As part of our 25th anniversary celebrations, a number of the team will be sharing their own thoughts, ideas, frustrations and joys relating to the future of our West Country rivers and habitats.
Laurence Couldrick, our CEO, kicks off the first opinion piece (printed in the Western Morning News on 1 April 2019).

 

An ever-changing landscape

 “Hello, my name is Laurence and I am Brexit-news-addict.” This serious affliction has been haunting me for several years and is steadily getting worse and I am not sure if there is a cure.

As I sit watching Parliament fall apart, I find myself caught up with trying to second guess, along with many others, what this ever-changing political landscape will have on me, my family, the charity I run and the environment I seek to protect. 

The thing is our environment is forever-changing, it’s just we are often blind to these changes, as they tend to happen over generations.

What’s concerning right now – in both politics and the environment – is the speed of that change and whether we can adapt sufficiently quickly.

Before World War 2 our West Country agricultural landscape was one of small fields with relatively low livestock numbers and low nutrient inputs coupled with a lot of interconnected habitats.

This landscape was sufficient to feed the smaller population that lived there, and it had a limited impact on the water flowing from our land.

Our river catchments acted as big sponges where water slowly moved through the landscape and there were little pollutants to pick up as the streams and rivers made their way to the sea.

Indeed, most of the major sources of pollution at the time were from other sectors, especially mining, which still has a significant legacy on our rivers and estuaries.

Postwar the requirement to feed ourselves and not rely on other nations meant much of our inter-connected habitats, such as wetlands and hedges, were either drained or removed, and we used more and more nitrogenous fertilisers and crop breeding to significantly increase yields.

This had the desired effect and food production went through the roof but there were unforeseen consequences of this, not surprisingly, knee-jerk reaction.

Our river catchments no longer acted as sponges and water moves quickly off our landscape taking with it whatever pollutants it comes across and we started losing some of the species that where indicators of a healthy environment.
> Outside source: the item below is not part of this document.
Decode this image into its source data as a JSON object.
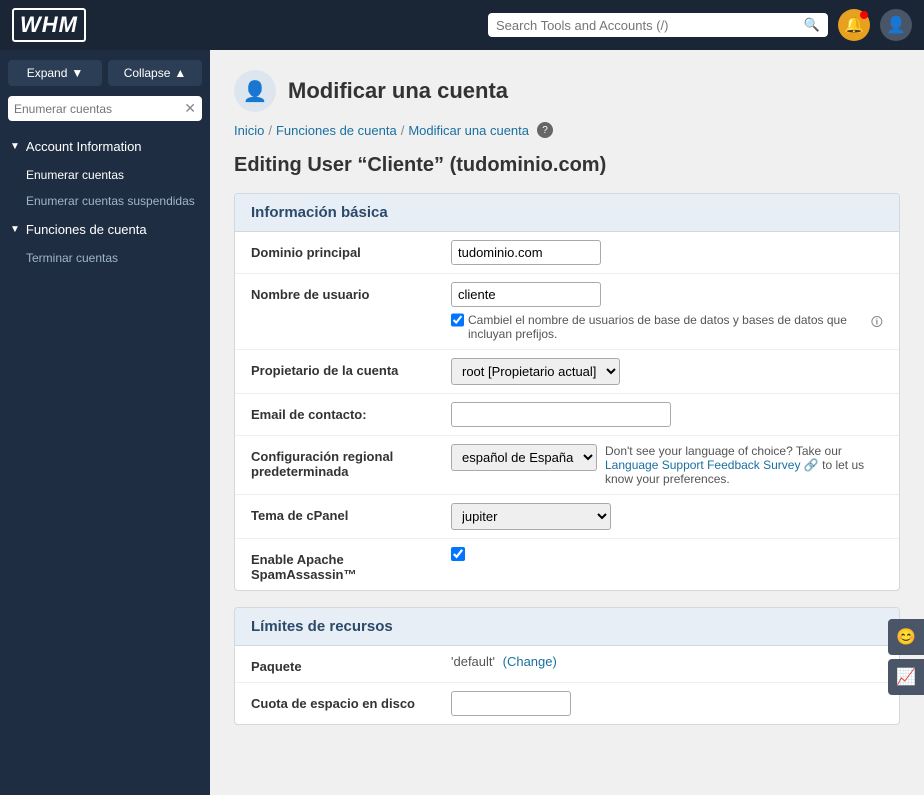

Alongside this, the impact of our global industrialisation became apparent and it is absolutely clear the speed of change our climate is going through is creating vastly more uncertainty in our weather.

In short, our weather is more extreme and a lack of resilience in our catchments means we will not be able to adapt to increased flooding, droughts and pollution without some form of significant intervention.

We cannot go back to a pre-war landscape as we have 60 million people in the UK so need food, but we do need to be smarter about where that food comes and where we need to focus priority on drinking water, flood protection and other services we want.

The current narrative of ‘public money for public goods’ is a welcome one but we should never forget that a lot of the things we need can be dealt with through relatively simple actions that save farmers money.

Currently, over 40% of our soils in the West Country are severely degraded, which leads to them polluting our rivers and flooding our towns, but also not producing much food.

This is because an unhealthy, compacted soil just doesn’t allow the crop to access the water and nutrients it needs.

Alongside getting our soils right we can also look at the way our landscape is interconnected and try and slow water down by moving it away from the roads and lanes and recreating wetlands and moving poorly placed gateways.

This is not rocket science, but it does require join up between regulation, markets and advisors.

Where the Westcountry Rivers Trust has been able to work with farmers to do this we have seen incredible changes to the quality and quantity of water coming out of the farm as well as a positive impact on the farm business, but the speed of this change is not commensurate with the scale and speed of the problem we face.

Further exacerbating this is how austerity has impacted on the public sector’s ability to regulate and monitor the environment, meaning that in many areas we are actually going backward, where farmers doing what they can to improve their farms have to watch those that are never brought to task.

In many places, the charitable sector is filling the gap with citizen science and new monitoring technology, but this shift cannot happen overnight and needs to develop over time.

So, will I be able to stop my addiction to Brexit-news? Maybe if the pace of change slows but I seriously doubt I can stop my addiction to understanding the speed of change in our environment as unfortunately, I see no end to this, and we all need to do our bit to help.